When the whistle blows in St. Petersburg’s Zenit Arena on Saturday, signaling the start of the 2017 FIFA Confederations Cup, not everyone will be in the mood to cheer.

Scores of people in Russia will be spending the weekend in jail after being swept up in the Russian authorities’ crackdown on anti-corruption protests on Monday.
Even by Russia’s grim standards, the backlash was shocking, with hundreds of people arrested simply for exercising their right to peacefully protest under the Russian constitution.
Amnesty International has received reports that many of those arrested were held at police stations overnight and subjected to cruel and degrading treatment in detention — piled on top of each other in cells, with some of those in police custody forced to spend the night outside.
For FIFA, holding the tournament in this context will be an early test of its much-publicized new approach to human rights. Its new human rights policy, published just last week, commits the organization to respecting “all internationally recognized human rights.”
It has, meanwhile, established a Human Rights Advisory Board, which includes credible independent voices, and signed up to sit on the Steering Committee of the Mega-Sporting Events Platform for Human Rights.
This switch of tack on human rights is long overdue. It follows intense international criticism of FIFA’s failure, after choosing Russia and Qatar as the host countries of the 2018 and 2022 World Cups, to address serious human rights concerns linked to the hosting of the events.
Labor exploitation in the construction of stadiums and other World Cup infrastructure in Qatarhas been well-documented by Amnesty International and others, while in Russia, a Human Rights Watch report released this week detailed appalling exploitation on Russian stadium construction sites, despite FIFA’s commitments to conduct monitoring of labor conditions. FIFA responded to the report by saying that “while incompliances with relevant labor standards” were found, the “overall message of exploitation on the construction sites portrayed by HRW does not correspond” with FIFA’s own assessment.
But how the stadiums get built is not the only thing that should raise serious human rights concerns for FIFA’s leadership this week.
The Confederations Cup could not have come at a more critical time for Russia, where the appetite for public protest is greater than it has been in years, despite the authorities’ best efforts to discourage and intimidate potential protesters. The draconian laws and abusive practices that Russian authorities rely on to silence protests should raise alarm in FIFA headquarters. Activists in Russia are likely to seize the opportunity brought about by the international spotlight on the country, both at this year’s tournament and even more so at next year’s World Cup, to organize protests against the Kremlin’s creeping authoritarianism.
If FIFA is as serious about human rights as it says it now is, then it needs to have a clear plan for how it will respond to protests, and to the disproportionate crackdown by the authorities that will very likely follow.
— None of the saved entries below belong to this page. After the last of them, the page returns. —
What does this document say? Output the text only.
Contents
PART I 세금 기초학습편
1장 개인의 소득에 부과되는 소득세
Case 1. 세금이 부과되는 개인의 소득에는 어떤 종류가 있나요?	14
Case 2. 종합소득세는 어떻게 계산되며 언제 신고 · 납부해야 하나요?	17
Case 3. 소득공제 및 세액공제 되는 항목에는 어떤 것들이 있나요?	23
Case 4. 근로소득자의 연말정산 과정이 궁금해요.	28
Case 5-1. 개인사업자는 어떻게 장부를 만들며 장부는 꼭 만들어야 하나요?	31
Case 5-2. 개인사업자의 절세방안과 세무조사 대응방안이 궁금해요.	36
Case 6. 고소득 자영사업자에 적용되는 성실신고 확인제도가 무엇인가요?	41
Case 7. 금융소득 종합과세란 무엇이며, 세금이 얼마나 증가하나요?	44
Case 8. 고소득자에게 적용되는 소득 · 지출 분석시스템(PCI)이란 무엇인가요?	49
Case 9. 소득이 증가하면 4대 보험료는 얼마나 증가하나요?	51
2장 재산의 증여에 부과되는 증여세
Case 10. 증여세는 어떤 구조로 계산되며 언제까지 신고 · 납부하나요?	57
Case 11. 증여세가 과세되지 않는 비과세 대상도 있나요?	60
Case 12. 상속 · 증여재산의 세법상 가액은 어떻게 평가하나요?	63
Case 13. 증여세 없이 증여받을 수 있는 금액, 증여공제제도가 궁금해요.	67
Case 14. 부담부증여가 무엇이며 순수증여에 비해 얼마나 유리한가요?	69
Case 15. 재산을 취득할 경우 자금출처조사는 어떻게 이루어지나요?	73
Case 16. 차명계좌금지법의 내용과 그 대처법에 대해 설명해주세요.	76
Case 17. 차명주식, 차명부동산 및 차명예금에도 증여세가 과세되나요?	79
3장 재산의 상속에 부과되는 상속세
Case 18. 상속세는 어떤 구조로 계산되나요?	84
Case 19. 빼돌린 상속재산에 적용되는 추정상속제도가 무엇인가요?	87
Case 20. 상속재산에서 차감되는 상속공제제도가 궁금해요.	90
It could hardly have been offered a better test case to demonstrate its new human rights principles. The time has come to prove that it is willing to go beyond paying lip service — even if that means having some difficult conversations with its Russian hosts.
A blueprint for what not to do in such circumstances was set out by the International Olympic Committee (IOC) in 2014. Its failure during the Sochi Winter Olympics to confront Russian authorities over the almost daily arrests and beatings of protesters left a dark stain on the Sochi legacy.
The IOC turned a blind eye to authorities’ stranglehold on freedom of assembly and expression during the Games, which included the reported arrest of a transgender activist for displaying a rainbow banner; the public flogging by Cossacks and subsequent detention of two recently freed members of the punk group Pussy Riot; repeated incidents of beating, interrogation and harassment of protesters; and extensive surveillance targeting journalists throughout the duration of the Games.
Environmentalist and prisoner of conscience Yevgeny Vitishko spent almost two years in prison for apparently damaging a fence in the run-up to the Games, when in reality his intention to report the environmental cost of the Games’ construction was behind his sentencing. To its discredit, the IOC failed to act on requests from Amnesty International and others to condemn this raft of abuses.
The result was that Russian authorities were able to commit violations under a global spotlight, with no apparent consequences. If they have been emboldened by this experience, then it is FIFA’s job to don the referee’s jersey and show that this time, things will be different. As a starting point, it should use its influence with the government to prevent reprisals against free media and human rights NGOs — something it has committed to doing in its new human rights policy.
The ongoing crackdown seen in Russia this week should be generating action in FIFA’s headquarters. FIFA needs to be clear that football’s flagship tournaments cannot take place in a human rights vacuum and that the Russian authorities must guarantee the right to freedom of expression and peaceful assembly.
Global sporting organizations like FIFA and the IOC wield immense power — but with that power comes great responsibility. It is in their hands to pressure governments to stop human rights abuses connected to sporting mega events. A tournament like the Confederations Cup is about so much more than what takes place on the pitch, and FIFA must make clear that fair play does not stop when the players walk off.